Many liquidators purport to be or are experienced in ‘turnaround’, offering advice to directors and managing the safe harbour process. There is however a perception at least that many liquidators might openly or otherwise look at a struggling business from an external administration mindset. Even if there is not that reality, perceptions are important.

Unsecured creditors are relatively unconstrained in the process save for their (assumed) knowledge of the realities that concessions now may lead to better outcomes later. Their views may be limited. In contrast, secured creditors are often an important part of any safe harbour process.

But it is the views of the government creditors with their particular interests and statutory obligations, the ATO and the FEG in particular, that will be important. The threshold requirements for safe harbour, of substantial compliance with the law, may depend on views and actions taken by those and other government agencies.

Directors are in reality the most important group and the views of the AICD, and lawyers and accountants, would assist.
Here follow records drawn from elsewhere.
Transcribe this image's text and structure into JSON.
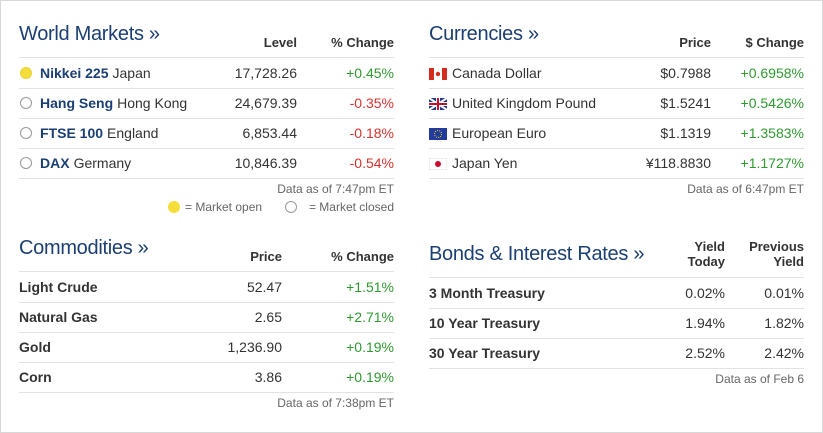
{
  "world_markets": {
    "title": "World Markets »",
    "columns": [
      "Level",
      "% Change"
    ],
    "rows": [
      {
        "name": "Nikkei 225",
        "country": "Japan",
        "values": [
          "17,728.26",
          "+0.45%"
        ]
      },
      {
        "name": "Hang Seng",
        "country": "Hong Kong",
        "values": [
          "24,679.39",
          "-0.35%"
        ]
      },
      {
        "name": "FTSE 100",
        "country": "England",
        "values": [
          "6,853.44",
          "-0.18%"
        ]
      },
      {
        "name": "DAX",
        "country": "Germany",
        "values": [
          "10,846.39",
          "-0.54%"
        ]
      }
    ],
    "note": "Data as of 7:47pm ET",
    "legend": {
      "open": "= Market open",
      "closed": "= Market closed"
    }
  },
  "currencies": {
    "title": "Currencies »",
    "columns": [
      "Price",
      "$ Change"
    ],
    "rows": [
      {
        "name": "Canada Dollar",
        "values": [
          "$0.7988",
          "+0.6958%"
        ]
      },
      {
        "name": "United Kingdom Pound",
        "values": [
          "$1.5241",
          "+0.5426%"
        ]
      },
      {
        "name": "European Euro",
        "values": [
          "$1.1319",
          "+1.3583%"
        ]
      },
      {
        "name": "Japan Yen",
        "values": [
          "¥118.8830",
          "+1.1727%"
        ]
      }
    ],
    "note": "Data as of 6:47pm ET"
  },
  "commodities": {
    "title": "Commodities »",
    "columns": [
      "Price",
      "% Change"
    ],
    "rows": [
      {
        "name": "Light Crude",
        "values": [
          "52.47",
          "+1.51%"
        ]
      },
      {
        "name": "Natural Gas",
        "values": [
          "2.65",
          "+2.71%"
        ]
      },
      {
        "name": "Gold",
        "values": [
          "1,236.90",
          "+0.19%"
        ]
      },
      {
        "name": "Corn",
        "values": [
          "3.86",
          "+0.19%"
        ]
      }
    ],
    "note": "Data as of 7:38pm ET"
  },
  "bonds": {
    "title": "Bonds & Interest Rates »",
    "columns": [
      "Yield Today",
      "Previous Yield"
    ],
    "rows": [
      {
        "name": "3 Month Treasury",
        "values": [
          "0.02%",
          "0.01%"
        ]
      },
      {
        "name": "10 Year Treasury",
        "values": [
          "1.94%",
          "1.82%"
        ]
      },
      {
        "name": "30 Year Treasury",
        "values": [
          "2.52%",
          "2.42%"
        ]
      }
    ],
    "note": "Data as of Feb 6"
  }
}
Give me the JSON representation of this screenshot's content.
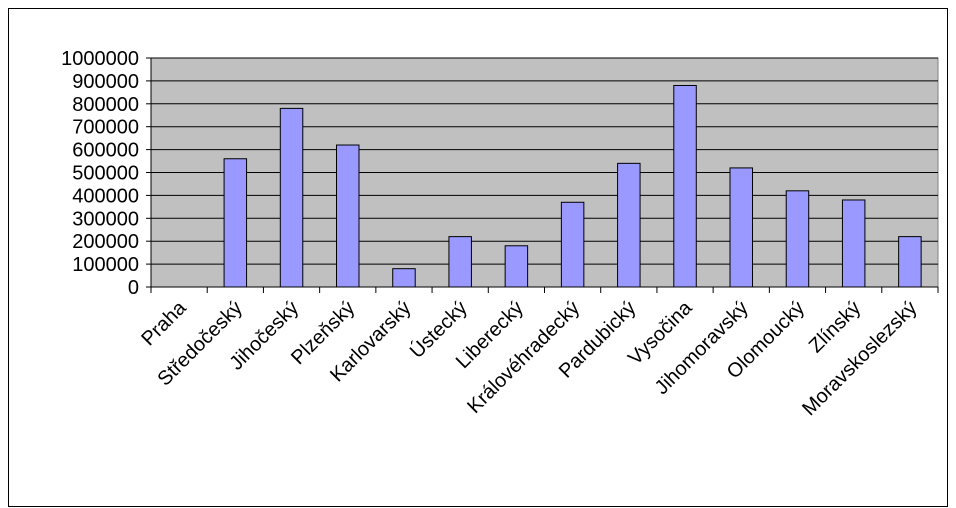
{
  "chart_data": {
    "type": "bar",
    "categories": [
      "Praha",
      "Středočeský",
      "Jihočeský",
      "Plzeňský",
      "Karlovarský",
      "Ústecký",
      "Liberecký",
      "Královéhradecký",
      "Pardubický",
      "Vysočina",
      "Jihomoravský",
      "Olomoucký",
      "Zlínský",
      "Moravskoslezský"
    ],
    "values": [
      0,
      560000,
      780000,
      620000,
      80000,
      220000,
      180000,
      370000,
      540000,
      880000,
      520000,
      420000,
      380000,
      220000
    ],
    "color": "#9999ff",
    "ylim": [
      0,
      1000000
    ],
    "yticks": [
      0,
      100000,
      200000,
      300000,
      400000,
      500000,
      600000,
      700000,
      800000,
      900000,
      1000000
    ],
    "grid": true
  }
}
Analysis of the law is necessary but may not be that useful in a review like this. There are many pressures on a struggling business and where or whether sections 588G and 588GA fit in at all will depend on many variables. Behavioural responses of directors will often prevail over objective advice, even if sought. Section 588G is often an empty and distant threat,[2] or impetus, for directors, rating well down their list of concerns about the loss of their business, personal tax liabilities, and dealing with poor and changing economic and market conditions.

Deeper analysis may not be useful at this early time.  Experience from the UK was that econometric testing of the impact of the Insolvency Act 1986 showed little after 2 years but substantially more 11 years later, and positively.  There was evidence that the Act played an important role in forestalling 1,100 corporate liquidations from 1986 up to the beginning of 1990, other variables being factored in. However, the impact did not continue long term though with potential to do so if the introduction of the Act had the effect of promoting a ‘rescue culture’: see Corporate Failure Rates and the Impact of the 1986 Insolvency Act: An Econometric Analysis, Jia Liu Nick Wilson, Credit Management Research Centre, Leeds University Business School, March 2000.

There is more to promoting a culture than passing a law and certainly in a short two year period.

New Zealand

It should be mentioned that there is some move to introduce a safe harbour regime in NZ similar to that of Australia, although its reckless trading regime appears more flexible. What is said to be a pending appeal in the NZ$36m reckless trading case in Mainzeal[3] may clarify that.

The 588GA review

The delay in any review being announced by the government may in fact be an acknowledgment that the 2 year period set by 588HA was too short. Whatever empirical data exists, supported by surveys, may not be enough to show much one way or the other.

There may also be the apprehension of having to again go through what was a tortuous and contentious debate which led up to 588GA, with competing industry groups seeking to move the balance one way or another depending on each one’s own constituents, or even to limit the ‘safe harbour’ advisers to their own members.

Any review of s 588GA will need to be strong-willed, and have substantiated, comprehensive and objective input along with whatever empirical data can in retrospect be gathered.


If the 588HA review is to properly examine the operation of 588GA, it should properly and initially need to assess whether s 588G is working and whether it should be retained or changed.

As to which, see the next article.


[1] Section 588HA.

[2] See The empty threat of insolvent trading (2009) Insolvency Law Bulletin 126, Murray

[3] Mainzeal Property and Construction Limited (in liq) v Yan [2019] NZHC 255; [2019] NZHC 1637.